Ancam Kebebasan Sipil, Teknologi Biometrik Dikecam di AS
Cyberthreat.id- Seorang pengawas kebebasan sipil di Amerika Serikat (AS) menggugat agen Federal Bureau of Investigation (FBI) dan agen-agen federal lainnya, karena telah menggunakan teknologi pengenalan wajah (Biometrik) untuk memperoleh dan mengawasi warga AS.
Aktivis tersebut, yakin, saat ini, FBI sedang mengumpulkan data biometrik pada wajah orang, iris, pola berjalan, dan suara. Bahkan FBI mengantongi database setidaknya 640 juta gambar orang dewasa di AS.
“Karena kerahasiaan FBI, sedikit yang diketahui tentang bagaimana agensi mengawasi kegiatan pengawasannya dengan teknologi pengenalan wajah," kata Kade Crockford dari American Civil Liberties Union dalam sebuah pernyataan, seperti dikutip dari SecurityWeek, Jumat, (1 November 2019).
"Masyarakat memiliki hak untuk mengetahui kapan, di mana, dan bagaimana lembaga penegak hukum menggunakan teknologi pengenalan wajah, dan perlindungan apa, jika ada, yang ada untuk melindungi hak-hak kami,” tambah Crockford.
Tuntutan tersebut, tidak hanya ditujukan kepada FBI, tetapi juga kepada Departemen Kehakiman dan Administrasi Penegakan Narkoba. Pasalnya mereka dinilai gagal menghasilkan dokumen responsif dalam menanggapi permintaan Undang-Undang Kebebasan Informasi.

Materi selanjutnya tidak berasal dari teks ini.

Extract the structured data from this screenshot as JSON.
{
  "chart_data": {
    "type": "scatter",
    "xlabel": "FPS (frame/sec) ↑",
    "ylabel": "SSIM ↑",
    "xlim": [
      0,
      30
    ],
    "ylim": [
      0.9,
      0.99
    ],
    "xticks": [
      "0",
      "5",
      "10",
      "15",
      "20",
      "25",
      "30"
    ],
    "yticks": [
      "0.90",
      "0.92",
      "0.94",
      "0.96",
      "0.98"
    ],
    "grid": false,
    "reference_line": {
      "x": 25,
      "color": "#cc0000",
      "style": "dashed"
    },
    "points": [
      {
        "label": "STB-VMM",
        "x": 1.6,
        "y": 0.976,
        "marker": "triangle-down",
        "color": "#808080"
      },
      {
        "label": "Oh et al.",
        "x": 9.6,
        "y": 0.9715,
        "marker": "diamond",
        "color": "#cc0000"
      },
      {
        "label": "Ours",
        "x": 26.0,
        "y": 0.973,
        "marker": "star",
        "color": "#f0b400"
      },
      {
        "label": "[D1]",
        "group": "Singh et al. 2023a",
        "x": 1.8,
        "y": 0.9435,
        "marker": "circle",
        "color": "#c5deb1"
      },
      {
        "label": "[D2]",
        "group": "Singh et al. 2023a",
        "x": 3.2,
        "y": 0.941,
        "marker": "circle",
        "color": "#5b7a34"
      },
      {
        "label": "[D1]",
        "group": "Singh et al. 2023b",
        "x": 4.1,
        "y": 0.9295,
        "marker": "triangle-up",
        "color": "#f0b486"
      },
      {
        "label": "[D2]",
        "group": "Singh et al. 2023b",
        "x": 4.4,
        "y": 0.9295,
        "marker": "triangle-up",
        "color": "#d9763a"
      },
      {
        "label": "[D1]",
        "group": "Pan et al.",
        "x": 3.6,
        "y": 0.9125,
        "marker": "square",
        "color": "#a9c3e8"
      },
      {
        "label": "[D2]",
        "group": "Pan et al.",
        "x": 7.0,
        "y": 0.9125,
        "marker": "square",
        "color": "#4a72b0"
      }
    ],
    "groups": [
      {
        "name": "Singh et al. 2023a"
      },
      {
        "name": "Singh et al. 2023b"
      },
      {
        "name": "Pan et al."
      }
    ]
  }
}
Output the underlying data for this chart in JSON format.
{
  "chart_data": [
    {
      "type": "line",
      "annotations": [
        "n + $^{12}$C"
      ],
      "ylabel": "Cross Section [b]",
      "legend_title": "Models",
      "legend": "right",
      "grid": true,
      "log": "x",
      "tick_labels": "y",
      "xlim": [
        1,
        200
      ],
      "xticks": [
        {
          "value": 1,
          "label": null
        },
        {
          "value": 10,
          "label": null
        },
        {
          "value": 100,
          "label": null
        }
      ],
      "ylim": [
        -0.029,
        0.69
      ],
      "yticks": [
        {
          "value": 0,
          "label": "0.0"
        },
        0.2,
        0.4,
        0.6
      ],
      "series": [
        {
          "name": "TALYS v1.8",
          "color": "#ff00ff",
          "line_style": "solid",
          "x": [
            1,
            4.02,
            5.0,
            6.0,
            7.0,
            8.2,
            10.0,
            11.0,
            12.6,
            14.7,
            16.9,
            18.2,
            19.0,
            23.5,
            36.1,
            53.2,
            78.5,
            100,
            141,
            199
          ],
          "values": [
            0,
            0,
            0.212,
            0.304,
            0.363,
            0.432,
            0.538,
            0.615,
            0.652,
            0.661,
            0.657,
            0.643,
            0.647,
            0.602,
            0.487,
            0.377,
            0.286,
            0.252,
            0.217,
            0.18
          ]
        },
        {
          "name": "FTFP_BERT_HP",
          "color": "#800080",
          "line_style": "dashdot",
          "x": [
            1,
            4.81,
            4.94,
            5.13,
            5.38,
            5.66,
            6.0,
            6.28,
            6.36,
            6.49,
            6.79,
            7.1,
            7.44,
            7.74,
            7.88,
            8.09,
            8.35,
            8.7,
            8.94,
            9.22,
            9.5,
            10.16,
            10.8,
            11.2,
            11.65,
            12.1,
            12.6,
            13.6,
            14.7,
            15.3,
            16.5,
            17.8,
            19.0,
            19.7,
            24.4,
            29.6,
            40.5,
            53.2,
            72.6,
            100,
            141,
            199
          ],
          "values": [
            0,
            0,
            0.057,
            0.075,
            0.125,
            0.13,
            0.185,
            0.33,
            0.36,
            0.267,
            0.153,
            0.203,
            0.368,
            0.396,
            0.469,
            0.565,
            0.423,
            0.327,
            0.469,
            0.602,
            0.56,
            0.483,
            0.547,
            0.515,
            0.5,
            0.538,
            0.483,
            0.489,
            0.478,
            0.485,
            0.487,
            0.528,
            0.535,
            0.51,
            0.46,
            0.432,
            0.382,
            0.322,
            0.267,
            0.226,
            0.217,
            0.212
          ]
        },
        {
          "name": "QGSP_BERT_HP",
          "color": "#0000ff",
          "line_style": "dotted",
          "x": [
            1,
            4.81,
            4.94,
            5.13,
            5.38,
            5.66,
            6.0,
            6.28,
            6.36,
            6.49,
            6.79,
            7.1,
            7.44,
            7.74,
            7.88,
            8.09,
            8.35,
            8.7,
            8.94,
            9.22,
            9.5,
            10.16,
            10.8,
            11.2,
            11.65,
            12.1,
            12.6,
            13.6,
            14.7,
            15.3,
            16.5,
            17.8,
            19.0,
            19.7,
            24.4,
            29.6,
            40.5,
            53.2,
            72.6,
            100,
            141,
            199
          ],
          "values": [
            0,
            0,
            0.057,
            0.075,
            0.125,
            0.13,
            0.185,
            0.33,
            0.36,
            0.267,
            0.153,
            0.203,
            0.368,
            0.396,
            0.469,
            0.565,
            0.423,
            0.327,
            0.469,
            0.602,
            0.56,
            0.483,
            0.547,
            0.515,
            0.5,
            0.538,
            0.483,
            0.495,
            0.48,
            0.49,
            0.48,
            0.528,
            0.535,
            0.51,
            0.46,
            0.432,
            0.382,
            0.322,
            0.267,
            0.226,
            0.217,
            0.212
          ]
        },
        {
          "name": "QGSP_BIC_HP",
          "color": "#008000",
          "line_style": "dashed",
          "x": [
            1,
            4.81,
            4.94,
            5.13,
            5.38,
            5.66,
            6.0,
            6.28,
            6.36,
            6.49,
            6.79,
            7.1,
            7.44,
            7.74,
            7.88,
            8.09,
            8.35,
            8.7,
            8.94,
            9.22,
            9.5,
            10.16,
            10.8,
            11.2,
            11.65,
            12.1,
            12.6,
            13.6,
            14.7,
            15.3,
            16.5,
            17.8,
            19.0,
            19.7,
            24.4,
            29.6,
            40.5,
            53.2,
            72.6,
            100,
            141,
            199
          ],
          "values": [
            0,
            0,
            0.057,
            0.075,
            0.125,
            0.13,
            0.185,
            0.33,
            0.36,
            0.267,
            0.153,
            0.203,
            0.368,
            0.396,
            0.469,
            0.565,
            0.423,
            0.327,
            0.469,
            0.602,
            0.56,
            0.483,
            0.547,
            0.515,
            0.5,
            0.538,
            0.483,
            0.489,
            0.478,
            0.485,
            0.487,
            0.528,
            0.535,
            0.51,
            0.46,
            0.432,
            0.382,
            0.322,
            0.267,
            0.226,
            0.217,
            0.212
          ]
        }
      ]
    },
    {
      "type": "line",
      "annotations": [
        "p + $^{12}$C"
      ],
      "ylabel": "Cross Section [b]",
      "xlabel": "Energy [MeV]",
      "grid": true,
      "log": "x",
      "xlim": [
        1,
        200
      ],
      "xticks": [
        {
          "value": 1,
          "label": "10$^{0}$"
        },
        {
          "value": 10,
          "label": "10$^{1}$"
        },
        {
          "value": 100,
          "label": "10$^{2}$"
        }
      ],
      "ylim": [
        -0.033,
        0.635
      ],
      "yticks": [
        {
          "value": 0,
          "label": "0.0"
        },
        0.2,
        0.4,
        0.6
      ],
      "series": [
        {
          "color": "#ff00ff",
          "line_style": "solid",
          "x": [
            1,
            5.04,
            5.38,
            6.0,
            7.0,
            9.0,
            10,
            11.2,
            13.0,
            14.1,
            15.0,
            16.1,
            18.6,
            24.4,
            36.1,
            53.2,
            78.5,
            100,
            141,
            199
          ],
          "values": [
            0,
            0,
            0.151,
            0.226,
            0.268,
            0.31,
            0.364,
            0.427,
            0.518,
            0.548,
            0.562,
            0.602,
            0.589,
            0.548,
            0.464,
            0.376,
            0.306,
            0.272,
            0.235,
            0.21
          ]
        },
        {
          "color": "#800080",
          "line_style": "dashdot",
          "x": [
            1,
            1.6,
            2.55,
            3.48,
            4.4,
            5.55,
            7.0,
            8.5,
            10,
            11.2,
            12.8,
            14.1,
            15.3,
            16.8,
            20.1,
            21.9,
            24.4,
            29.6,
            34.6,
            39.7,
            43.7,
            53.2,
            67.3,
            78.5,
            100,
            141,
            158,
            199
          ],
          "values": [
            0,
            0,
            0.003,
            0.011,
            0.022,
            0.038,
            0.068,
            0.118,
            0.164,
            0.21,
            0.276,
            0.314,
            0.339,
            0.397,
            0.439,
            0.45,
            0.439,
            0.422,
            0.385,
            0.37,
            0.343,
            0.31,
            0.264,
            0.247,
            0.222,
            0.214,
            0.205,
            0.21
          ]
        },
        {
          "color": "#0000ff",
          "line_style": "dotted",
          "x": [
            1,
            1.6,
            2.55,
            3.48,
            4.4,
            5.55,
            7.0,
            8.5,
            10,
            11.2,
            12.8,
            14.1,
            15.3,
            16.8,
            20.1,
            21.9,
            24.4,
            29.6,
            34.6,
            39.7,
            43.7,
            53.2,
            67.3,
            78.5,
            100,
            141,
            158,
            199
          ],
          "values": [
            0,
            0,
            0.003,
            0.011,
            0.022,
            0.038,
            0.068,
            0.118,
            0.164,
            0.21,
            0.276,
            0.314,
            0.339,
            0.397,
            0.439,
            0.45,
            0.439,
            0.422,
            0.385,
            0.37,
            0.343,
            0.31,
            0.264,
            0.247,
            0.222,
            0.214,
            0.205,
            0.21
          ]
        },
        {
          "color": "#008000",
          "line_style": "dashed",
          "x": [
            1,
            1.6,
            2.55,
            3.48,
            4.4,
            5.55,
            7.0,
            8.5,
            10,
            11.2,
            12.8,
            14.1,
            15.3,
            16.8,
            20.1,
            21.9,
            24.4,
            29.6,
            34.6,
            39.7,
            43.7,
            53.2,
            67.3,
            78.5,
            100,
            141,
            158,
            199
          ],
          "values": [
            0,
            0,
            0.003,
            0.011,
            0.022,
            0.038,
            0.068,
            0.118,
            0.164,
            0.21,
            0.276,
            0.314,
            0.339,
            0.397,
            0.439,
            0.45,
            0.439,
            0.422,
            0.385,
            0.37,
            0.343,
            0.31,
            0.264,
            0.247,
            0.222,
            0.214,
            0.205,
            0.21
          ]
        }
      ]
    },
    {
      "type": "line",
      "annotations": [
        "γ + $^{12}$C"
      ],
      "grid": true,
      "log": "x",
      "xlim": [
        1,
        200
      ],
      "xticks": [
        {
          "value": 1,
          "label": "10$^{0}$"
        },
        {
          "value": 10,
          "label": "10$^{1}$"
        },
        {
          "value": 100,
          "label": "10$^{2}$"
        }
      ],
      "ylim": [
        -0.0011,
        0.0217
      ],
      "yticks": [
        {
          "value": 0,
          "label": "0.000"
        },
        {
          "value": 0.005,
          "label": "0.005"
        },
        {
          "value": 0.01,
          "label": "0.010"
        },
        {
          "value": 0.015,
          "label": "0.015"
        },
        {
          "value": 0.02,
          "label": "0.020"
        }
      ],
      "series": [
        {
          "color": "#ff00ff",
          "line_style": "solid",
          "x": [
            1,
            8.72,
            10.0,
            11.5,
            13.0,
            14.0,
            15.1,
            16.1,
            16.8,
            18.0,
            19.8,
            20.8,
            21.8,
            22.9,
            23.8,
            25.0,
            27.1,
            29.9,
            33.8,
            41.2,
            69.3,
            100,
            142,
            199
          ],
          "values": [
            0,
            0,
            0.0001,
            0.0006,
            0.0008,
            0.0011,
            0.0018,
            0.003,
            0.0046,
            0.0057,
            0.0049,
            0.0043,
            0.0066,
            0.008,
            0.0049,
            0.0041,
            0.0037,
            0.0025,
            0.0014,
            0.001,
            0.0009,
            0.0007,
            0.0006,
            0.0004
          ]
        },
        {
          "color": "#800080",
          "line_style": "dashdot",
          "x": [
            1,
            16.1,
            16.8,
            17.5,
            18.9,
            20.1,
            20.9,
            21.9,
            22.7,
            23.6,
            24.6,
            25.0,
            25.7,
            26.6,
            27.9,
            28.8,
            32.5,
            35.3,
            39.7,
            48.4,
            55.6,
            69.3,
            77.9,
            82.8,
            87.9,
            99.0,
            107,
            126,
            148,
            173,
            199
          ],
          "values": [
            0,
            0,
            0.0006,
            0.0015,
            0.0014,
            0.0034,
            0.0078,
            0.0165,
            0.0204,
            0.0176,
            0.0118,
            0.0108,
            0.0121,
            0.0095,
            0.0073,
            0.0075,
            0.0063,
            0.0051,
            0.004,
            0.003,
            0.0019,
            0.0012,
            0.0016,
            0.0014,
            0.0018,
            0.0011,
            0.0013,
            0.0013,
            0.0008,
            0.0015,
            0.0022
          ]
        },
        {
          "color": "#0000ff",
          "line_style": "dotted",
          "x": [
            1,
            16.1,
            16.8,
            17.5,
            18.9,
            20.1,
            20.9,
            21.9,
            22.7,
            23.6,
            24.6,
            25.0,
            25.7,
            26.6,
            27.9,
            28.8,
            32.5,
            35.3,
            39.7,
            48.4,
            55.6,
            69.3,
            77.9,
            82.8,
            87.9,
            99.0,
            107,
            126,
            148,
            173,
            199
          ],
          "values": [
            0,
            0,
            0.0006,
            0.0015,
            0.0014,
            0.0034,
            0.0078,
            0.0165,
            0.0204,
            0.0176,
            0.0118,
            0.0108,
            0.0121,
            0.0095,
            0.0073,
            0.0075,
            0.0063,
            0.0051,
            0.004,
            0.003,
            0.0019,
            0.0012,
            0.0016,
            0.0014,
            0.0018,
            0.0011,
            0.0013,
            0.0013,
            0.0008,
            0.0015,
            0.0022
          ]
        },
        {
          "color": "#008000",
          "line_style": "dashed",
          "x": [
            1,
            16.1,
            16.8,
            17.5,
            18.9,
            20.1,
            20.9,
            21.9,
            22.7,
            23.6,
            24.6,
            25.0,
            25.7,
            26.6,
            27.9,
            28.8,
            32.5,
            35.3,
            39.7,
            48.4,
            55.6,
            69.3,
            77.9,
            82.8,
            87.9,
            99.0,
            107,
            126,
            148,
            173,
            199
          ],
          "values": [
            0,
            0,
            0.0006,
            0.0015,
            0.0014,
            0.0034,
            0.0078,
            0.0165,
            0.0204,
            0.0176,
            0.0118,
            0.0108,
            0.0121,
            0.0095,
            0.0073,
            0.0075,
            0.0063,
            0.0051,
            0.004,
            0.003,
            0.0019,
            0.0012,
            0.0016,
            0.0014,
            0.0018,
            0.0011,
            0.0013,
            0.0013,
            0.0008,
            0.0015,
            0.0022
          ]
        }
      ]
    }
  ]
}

"Wajah dan teknologi pengawasan biometrik lainnya dapat memungkinkan pengawasan yang tidak terdeteksi, persisten, dan tanpa diduga pada skala yang belum pernah terjadi sebelumnya," ujar Crockford.
Crockford menambahkan, teknologi pengawasan ini mengancam secara fundamental, serta mengubah masyarakat yang bebas menjadi masyarakat yang diperlakukan sebagai tersangka untuk dilacak dan dipantau oleh pemerintah selama 24 jam.
Sementara itu, para pendukung pengenalan wajah mengatakan, itu adalah alat yang berguna yang dapat membuatnya lebih mudah untuk menangkap penjahat dan memastikan keamanan di bandara dan tempat-tempat dengan kerumunan besar.
Tetapi aktivis privasi dan kebebasan sipil mengatakan teknologi itu tetap cacat dan bisa menjerat orang yang tidak bersalah.
Sebelumnya, negara bagian San Francisco juga telah melarang penggunaan teknologi oleh lembaga resmi, dan beberapa peneliti telah memperingatkan kesalahan, terutama dalam mengidentifikasi minoritas, dan penciptaan database besar yang bisa dilanggar atau diretas.
Tak hanya itu, gugatan yang diajukan di wilayah Massachusetts juga meminta pemerintah menyerahkan informasi tentang data apa yang dimilikinya dan siapa yang dapat mengaksesnya.
Tetapi, hingga saat ini, Departemen Kehakiman tidak segera menanggapi pertanyaan tentang pengaduan tersebut.